Although no correlation was found between all the muscles along the myofascial meridians, some muscles showed strong positive correlations. They were the lumbar erector-thoracic erector-semispinalis on the superficial back line, tibialis anterior-rectus femoris on the superficial front line, and peroneus longus-TFL on the lateral line. This result suggests strong myofascial connections between the corresponding muscles that cause them to contract together. On the other hand, some muscles strongly negatively correlated, and they were the tibialis anterior-SCM on the superficial front line, the peroneus longus-SCM on the lateral line, and the tibialis anterior-splenius capitis on the spiral front line. These muscles appear to contract when muscles on one end of a myofascial meridian contract to increase contraction efficiency.

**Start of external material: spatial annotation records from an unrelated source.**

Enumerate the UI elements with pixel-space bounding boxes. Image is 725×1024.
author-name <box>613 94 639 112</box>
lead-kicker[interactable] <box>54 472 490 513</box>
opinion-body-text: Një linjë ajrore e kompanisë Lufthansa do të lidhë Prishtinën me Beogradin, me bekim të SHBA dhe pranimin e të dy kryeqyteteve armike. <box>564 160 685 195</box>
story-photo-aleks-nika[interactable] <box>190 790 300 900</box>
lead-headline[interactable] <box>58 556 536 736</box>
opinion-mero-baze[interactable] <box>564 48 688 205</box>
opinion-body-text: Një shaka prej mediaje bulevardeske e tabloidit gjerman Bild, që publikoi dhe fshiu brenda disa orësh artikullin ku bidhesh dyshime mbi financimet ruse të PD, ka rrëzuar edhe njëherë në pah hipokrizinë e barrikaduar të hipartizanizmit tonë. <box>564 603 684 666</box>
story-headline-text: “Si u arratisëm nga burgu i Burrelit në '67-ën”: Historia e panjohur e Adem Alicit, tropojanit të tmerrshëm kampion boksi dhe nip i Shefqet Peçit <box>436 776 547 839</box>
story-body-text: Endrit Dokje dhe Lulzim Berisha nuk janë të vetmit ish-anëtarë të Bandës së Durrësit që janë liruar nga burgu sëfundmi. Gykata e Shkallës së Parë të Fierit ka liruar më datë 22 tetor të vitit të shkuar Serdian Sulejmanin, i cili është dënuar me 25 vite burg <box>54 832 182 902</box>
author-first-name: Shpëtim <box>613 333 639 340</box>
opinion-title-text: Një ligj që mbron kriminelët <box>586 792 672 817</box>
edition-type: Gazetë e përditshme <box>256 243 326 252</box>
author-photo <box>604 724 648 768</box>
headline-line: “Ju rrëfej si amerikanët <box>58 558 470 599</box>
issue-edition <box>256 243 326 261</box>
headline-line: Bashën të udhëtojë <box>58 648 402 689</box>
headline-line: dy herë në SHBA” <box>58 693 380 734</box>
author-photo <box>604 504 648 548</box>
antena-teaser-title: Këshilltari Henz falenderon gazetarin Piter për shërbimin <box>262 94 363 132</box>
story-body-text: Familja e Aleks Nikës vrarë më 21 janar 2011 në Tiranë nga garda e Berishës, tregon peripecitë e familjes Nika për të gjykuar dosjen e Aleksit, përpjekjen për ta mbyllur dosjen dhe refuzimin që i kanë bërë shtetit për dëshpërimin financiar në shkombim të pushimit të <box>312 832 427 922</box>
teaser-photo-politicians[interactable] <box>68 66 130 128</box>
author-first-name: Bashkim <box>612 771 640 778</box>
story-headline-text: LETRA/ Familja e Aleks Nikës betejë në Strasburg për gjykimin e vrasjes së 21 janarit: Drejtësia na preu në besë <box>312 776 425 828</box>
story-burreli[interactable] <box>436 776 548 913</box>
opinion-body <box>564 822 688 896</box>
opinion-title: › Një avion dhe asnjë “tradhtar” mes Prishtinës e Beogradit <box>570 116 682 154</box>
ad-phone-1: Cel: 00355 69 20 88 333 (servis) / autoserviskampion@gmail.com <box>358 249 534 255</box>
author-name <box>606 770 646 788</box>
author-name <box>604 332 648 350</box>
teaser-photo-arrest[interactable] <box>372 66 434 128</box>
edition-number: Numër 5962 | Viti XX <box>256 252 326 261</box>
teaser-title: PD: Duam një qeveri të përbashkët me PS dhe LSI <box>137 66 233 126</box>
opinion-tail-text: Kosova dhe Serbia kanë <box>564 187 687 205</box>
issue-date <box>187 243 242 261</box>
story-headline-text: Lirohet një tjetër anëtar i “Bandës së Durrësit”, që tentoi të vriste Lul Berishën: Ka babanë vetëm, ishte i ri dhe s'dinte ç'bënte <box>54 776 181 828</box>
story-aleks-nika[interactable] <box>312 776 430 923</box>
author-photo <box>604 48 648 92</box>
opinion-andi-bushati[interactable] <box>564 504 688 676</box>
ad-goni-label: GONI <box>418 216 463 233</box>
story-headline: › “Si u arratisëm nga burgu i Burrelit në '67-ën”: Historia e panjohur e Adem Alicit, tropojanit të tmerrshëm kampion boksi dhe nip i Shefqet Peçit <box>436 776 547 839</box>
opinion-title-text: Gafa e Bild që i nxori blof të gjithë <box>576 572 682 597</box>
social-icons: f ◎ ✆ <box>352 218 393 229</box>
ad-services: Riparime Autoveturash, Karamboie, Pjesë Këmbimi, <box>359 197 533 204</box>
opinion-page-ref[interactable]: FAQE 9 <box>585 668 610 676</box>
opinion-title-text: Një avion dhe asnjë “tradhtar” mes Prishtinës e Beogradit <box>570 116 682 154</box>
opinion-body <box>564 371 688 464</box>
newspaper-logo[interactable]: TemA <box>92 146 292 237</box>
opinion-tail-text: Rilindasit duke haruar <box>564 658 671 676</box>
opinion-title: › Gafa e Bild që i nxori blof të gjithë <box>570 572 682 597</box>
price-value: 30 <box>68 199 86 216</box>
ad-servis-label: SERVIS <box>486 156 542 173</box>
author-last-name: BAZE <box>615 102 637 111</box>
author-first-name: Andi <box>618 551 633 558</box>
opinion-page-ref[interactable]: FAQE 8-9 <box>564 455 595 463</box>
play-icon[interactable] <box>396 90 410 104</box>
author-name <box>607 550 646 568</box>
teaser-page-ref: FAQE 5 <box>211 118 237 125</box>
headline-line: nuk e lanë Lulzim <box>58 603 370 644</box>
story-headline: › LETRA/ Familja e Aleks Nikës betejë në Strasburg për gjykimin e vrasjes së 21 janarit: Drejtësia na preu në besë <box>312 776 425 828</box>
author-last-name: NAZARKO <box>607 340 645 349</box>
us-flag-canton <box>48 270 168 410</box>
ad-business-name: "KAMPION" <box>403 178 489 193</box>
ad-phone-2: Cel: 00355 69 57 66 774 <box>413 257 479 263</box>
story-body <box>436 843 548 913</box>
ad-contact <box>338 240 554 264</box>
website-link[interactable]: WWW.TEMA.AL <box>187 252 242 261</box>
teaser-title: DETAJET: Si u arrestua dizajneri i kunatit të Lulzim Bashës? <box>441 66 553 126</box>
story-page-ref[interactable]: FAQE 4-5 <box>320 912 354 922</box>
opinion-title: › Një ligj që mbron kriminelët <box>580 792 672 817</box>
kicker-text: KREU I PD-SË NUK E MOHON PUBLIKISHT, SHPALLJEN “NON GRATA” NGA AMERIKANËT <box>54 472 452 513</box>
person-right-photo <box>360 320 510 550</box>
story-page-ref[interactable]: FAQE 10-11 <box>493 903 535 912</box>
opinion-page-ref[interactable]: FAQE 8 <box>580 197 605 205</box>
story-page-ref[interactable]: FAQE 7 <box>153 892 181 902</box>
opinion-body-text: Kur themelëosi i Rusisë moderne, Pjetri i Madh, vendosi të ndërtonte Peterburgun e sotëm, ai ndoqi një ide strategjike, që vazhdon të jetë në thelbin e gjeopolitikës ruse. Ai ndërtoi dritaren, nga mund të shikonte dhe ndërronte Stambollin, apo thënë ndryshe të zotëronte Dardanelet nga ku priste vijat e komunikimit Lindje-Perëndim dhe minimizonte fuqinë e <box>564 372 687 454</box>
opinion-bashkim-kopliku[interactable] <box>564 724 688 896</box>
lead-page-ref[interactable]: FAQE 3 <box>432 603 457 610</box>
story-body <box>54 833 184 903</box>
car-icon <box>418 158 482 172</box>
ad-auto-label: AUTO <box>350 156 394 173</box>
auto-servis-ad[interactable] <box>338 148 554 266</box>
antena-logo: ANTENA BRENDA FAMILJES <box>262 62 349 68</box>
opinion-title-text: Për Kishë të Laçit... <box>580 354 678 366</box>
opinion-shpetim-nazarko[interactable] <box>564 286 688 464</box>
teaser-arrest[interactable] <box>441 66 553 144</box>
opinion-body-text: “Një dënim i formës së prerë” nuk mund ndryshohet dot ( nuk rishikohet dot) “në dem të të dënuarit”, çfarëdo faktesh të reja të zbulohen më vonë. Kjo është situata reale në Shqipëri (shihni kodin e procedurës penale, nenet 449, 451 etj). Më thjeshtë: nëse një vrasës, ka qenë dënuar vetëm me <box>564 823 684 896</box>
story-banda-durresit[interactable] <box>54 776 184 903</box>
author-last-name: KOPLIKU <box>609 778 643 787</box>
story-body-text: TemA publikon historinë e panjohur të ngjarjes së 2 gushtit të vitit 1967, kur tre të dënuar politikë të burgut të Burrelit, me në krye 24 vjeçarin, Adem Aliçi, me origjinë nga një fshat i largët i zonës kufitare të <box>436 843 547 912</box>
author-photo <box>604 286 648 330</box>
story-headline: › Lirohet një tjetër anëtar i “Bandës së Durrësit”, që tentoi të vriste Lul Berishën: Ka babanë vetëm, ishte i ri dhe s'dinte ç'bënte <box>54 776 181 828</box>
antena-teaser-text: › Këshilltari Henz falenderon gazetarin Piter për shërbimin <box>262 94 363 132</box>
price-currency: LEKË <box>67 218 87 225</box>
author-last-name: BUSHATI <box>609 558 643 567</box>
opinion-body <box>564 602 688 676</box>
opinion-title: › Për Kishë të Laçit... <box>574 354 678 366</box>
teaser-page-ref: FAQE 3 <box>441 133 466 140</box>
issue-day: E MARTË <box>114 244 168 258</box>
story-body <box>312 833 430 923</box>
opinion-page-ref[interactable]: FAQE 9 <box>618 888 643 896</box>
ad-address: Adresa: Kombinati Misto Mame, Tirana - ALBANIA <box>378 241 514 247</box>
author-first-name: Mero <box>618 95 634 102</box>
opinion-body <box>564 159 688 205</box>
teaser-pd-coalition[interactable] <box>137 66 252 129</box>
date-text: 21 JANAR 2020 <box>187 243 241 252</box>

In this study, the muscles along the myofascial meridians were found to be partially connected in the supine and upright positions. Our results suggest the possibility for changes in muscle contraction depending on the posture and trunk position.

CONCLUSION

In this study involving 7 male university students, muscle contraction correlations among terminal muscles along 8 myofascial meridians that vertically connect the body were analyzed in the supine and upright positions. As a result, positive correlations were observed for the myofascial connections, and negative correlations were observed for the mechanical connections between the muscles along the myofascial meridians. Based on these results, muscles that show significant contract correlations with one another may be expected to be used as an effective clinical marker in muscle strengthening or relaxation therapy, and rehabilitative training. In this study, the intrinsic functional position of the myofascial meridians was not considered; therefore, results regarding the overall correlation of the myofascial meridians may not be precise. These limitations must be accounted for in future studies.